Epigenetics, human imprintome, and chronic diseases.

Abstract

Two epigenetically labile subsets of genes that link embryonic environmental exposures with adult disease susceptibility are those that are imprinted and those with metastable epialleles. The expression of genes with metastable epialleles, like the agouti gene in Agouti viable yellow (Avy) mice, is highly variable between individuals but uniform in tissues within an individual. We used the Avy mouse to demonstrate that exposure to nutritional supplements, chemical toxicants, and low-dose ionizing radiation during embryogenesis alters adult disease susceptibility by modifying the epigenome. Genomic imprinting is a unique species-dependent epigenetic form of gene regulation that evolved approximately 150 million years ago in a common ancestor to Therian mammals. It resulted in monoallelic parent-of-origin-dependent gene silencing. Thus, imprinted genes are functionally haploid disease susceptibility loci, since only a single genetic or epigenetic event is required to alter their function.
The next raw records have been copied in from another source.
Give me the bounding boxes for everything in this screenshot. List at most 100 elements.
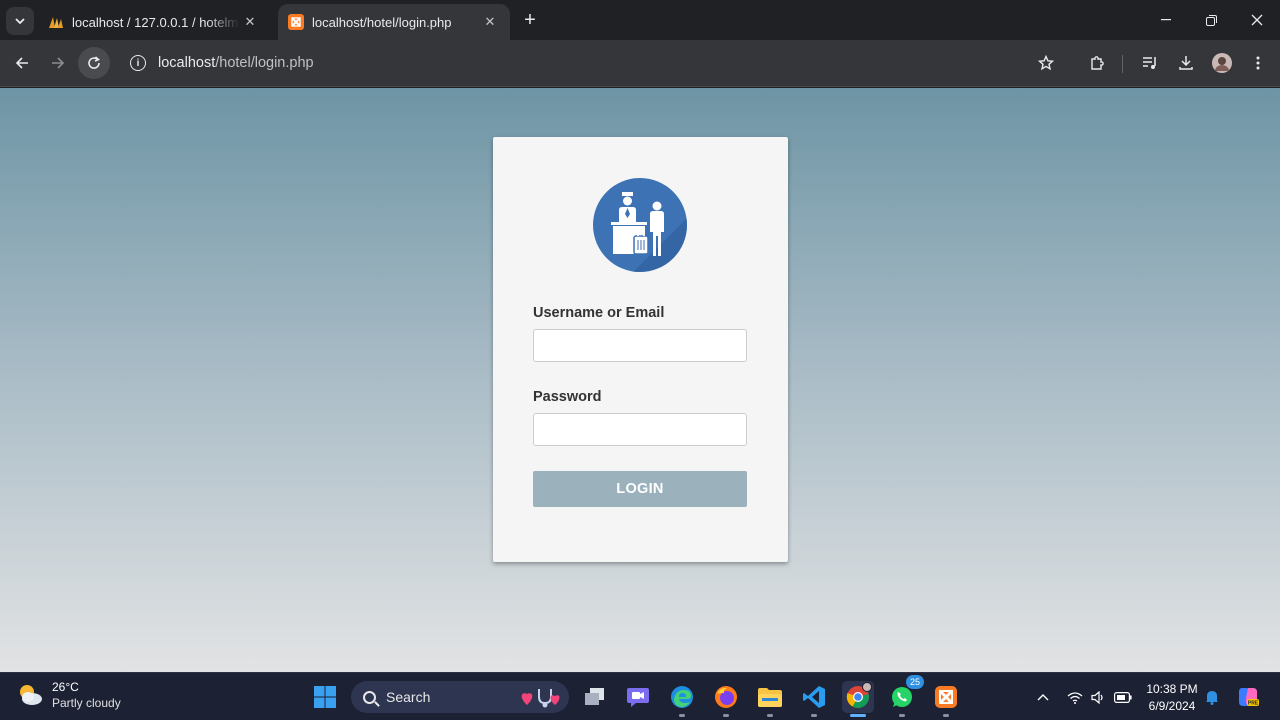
- back-button[interactable]: [6, 47, 38, 79]
- more-vertical-icon: [1256, 56, 1260, 70]
- url-path: /hotel/login.php: [215, 55, 314, 71]
- taskbar-app-chrome[interactable]: [842, 681, 874, 717]
- page-background: Username or Email Password LOGIN: [0, 88, 1280, 672]
- show-hidden-icons-button[interactable]: [1032, 673, 1054, 720]
- weather-widget[interactable]: 26°C Partly cloudy: [16, 679, 121, 711]
- running-indicator: [767, 714, 773, 717]
- queue-music-icon: [1143, 57, 1156, 69]
- minimize-button[interactable]: [1143, 0, 1189, 40]
- svg-text:PRE: PRE: [1248, 701, 1259, 707]
- site-info-icon[interactable]: i: [130, 55, 146, 71]
- password-label: Password: [533, 389, 602, 405]
- wifi-icon: [1067, 691, 1083, 704]
- running-indicator: [899, 714, 905, 717]
- clock-time: 10:38 PM: [1146, 682, 1198, 696]
- notification-badge: 25: [906, 675, 924, 689]
- tab-login[interactable]: localhost/hotel/login.php ✕: [278, 4, 510, 40]
- speaker-icon: [1091, 690, 1103, 704]
- task-view-button[interactable]: [579, 681, 611, 713]
- xampp-favicon-icon: [288, 14, 304, 30]
- network-button[interactable]: [1064, 673, 1086, 720]
- taskbar-app-firefox[interactable]: [710, 681, 742, 717]
- close-tab-icon[interactable]: ✕: [480, 12, 500, 32]
- chrome-menu-button[interactable]: [1242, 47, 1274, 79]
- forward-button[interactable]: [42, 47, 74, 79]
- close-window-button[interactable]: [1234, 0, 1280, 40]
- taskbar-app-whatsapp[interactable]: 25: [886, 675, 924, 717]
- url-host: localhost: [158, 55, 216, 71]
- taskbar-app-vscode[interactable]: [798, 681, 830, 717]
- windows-taskbar: 26°C Partly cloudy Search 25 10:38 PM 6/…: [0, 672, 1280, 720]
- reload-icon: [88, 56, 101, 69]
- media-controls-button[interactable]: [1134, 47, 1166, 79]
- taskbar-app-xampp[interactable]: [930, 681, 962, 717]
- close-icon: [1251, 14, 1263, 26]
- bell-icon: [1206, 691, 1218, 705]
- restore-icon: [1205, 14, 1217, 26]
- running-indicator: [943, 714, 949, 717]
- phpmyadmin-favicon-icon: [48, 14, 64, 30]
- reload-button[interactable]: [78, 47, 110, 79]
- taskbar-app-chat[interactable]: [622, 681, 654, 713]
- taskbar-app-edge[interactable]: [666, 681, 698, 717]
- minimize-icon: [1161, 19, 1171, 21]
- taskbar-search-input[interactable]: Search: [351, 681, 569, 713]
- star-icon: [1038, 55, 1054, 71]
- tab-title: localhost/hotel/login.php: [312, 14, 452, 30]
- folder-icon: [758, 688, 782, 707]
- bookmark-button[interactable]: [1030, 47, 1062, 79]
- battery-icon: [1114, 691, 1132, 703]
- search-icon: [363, 690, 376, 704]
- running-indicator: [850, 714, 866, 717]
- notifications-button[interactable]: [1202, 673, 1222, 720]
- profile-avatar-icon: [862, 682, 872, 692]
- running-indicator: [679, 714, 685, 717]
- tab-strip: localhost / 127.0.0.1 / hotelms / ✕ loca…: [0, 0, 1280, 40]
- username-label: Username or Email: [533, 305, 665, 321]
- copilot-button[interactable]: PRE: [1234, 673, 1262, 720]
- running-indicator: [723, 714, 729, 717]
- task-view-icon: [585, 688, 604, 705]
- running-indicator: [811, 714, 817, 717]
- arrow-right-icon: [52, 57, 65, 69]
- tab-phpmyadmin[interactable]: localhost / 127.0.0.1 / hotelms / ✕: [38, 4, 270, 40]
- chevron-down-icon: [15, 18, 25, 24]
- tab-title: localhost / 127.0.0.1 / hotelms /: [72, 14, 240, 30]
- search-placeholder: Search: [386, 689, 431, 705]
- extensions-button[interactable]: [1081, 47, 1113, 79]
- chevron-up-icon: [1037, 694, 1049, 701]
- tab-search-button[interactable]: [6, 7, 34, 35]
- hotel-reception-logo-icon: [593, 178, 687, 272]
- downloads-button[interactable]: [1170, 47, 1202, 79]
- address-bar[interactable]: i localhost/hotel/login.php: [120, 45, 1120, 81]
- toolbar-divider: [1122, 55, 1123, 73]
- restore-button[interactable]: [1188, 0, 1234, 40]
- new-tab-button[interactable]: +: [518, 8, 542, 32]
- weather-condition: Partly cloudy: [52, 696, 121, 710]
- battery-button[interactable]: [1111, 673, 1135, 720]
- volume-button[interactable]: [1087, 673, 1109, 720]
- login-card: Username or Email Password LOGIN: [493, 137, 788, 562]
- partly-cloudy-icon: [16, 681, 44, 709]
- xampp-icon: [935, 686, 957, 708]
- weather-temperature: 26°C: [52, 680, 79, 694]
- clock-date: 6/9/2024: [1148, 699, 1196, 713]
- copilot-icon: PRE: [1239, 688, 1259, 707]
- puzzle-icon: [1091, 56, 1104, 70]
- avatar: [1212, 53, 1232, 73]
- edge-icon: [671, 686, 693, 708]
- taskbar-app-file-explorer[interactable]: [754, 681, 786, 717]
- browser-toolbar: i localhost/hotel/login.php: [0, 40, 1280, 87]
- vscode-icon: [803, 686, 825, 708]
- username-input[interactable]: [533, 329, 747, 362]
- video-chat-icon: [627, 688, 649, 707]
- firefox-icon: [715, 686, 737, 708]
- windows-logo-icon: [314, 686, 336, 708]
- close-tab-icon[interactable]: ✕: [240, 12, 260, 32]
- system-clock[interactable]: 10:38 PM 6/9/2024: [1140, 681, 1204, 715]
- password-input[interactable]: [533, 413, 747, 446]
- login-button[interactable]: LOGIN: [533, 471, 747, 507]
- start-button[interactable]: [309, 681, 341, 713]
- search-highlight-icon: [519, 685, 563, 712]
- profile-button[interactable]: [1206, 47, 1238, 79]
Expression of imprinted genes in the human genome is regulated by hemi-methylated imprint control regions (ICRs) in the human imprintome. Furthermore, human imprintome ICRs associated with chronic diseases (e.g., cancer, diabetes, and obesity) and behavioral disorders (e.g., autism, bipolar disorder, psychopathy, and schizophrenia) can now be identified with the use of cells from peripheral samples and the human imprintome array. The importance of metastable epialleles and imprinted genes in the etiology of environmentally induced human chronic diseases is discussed in this review.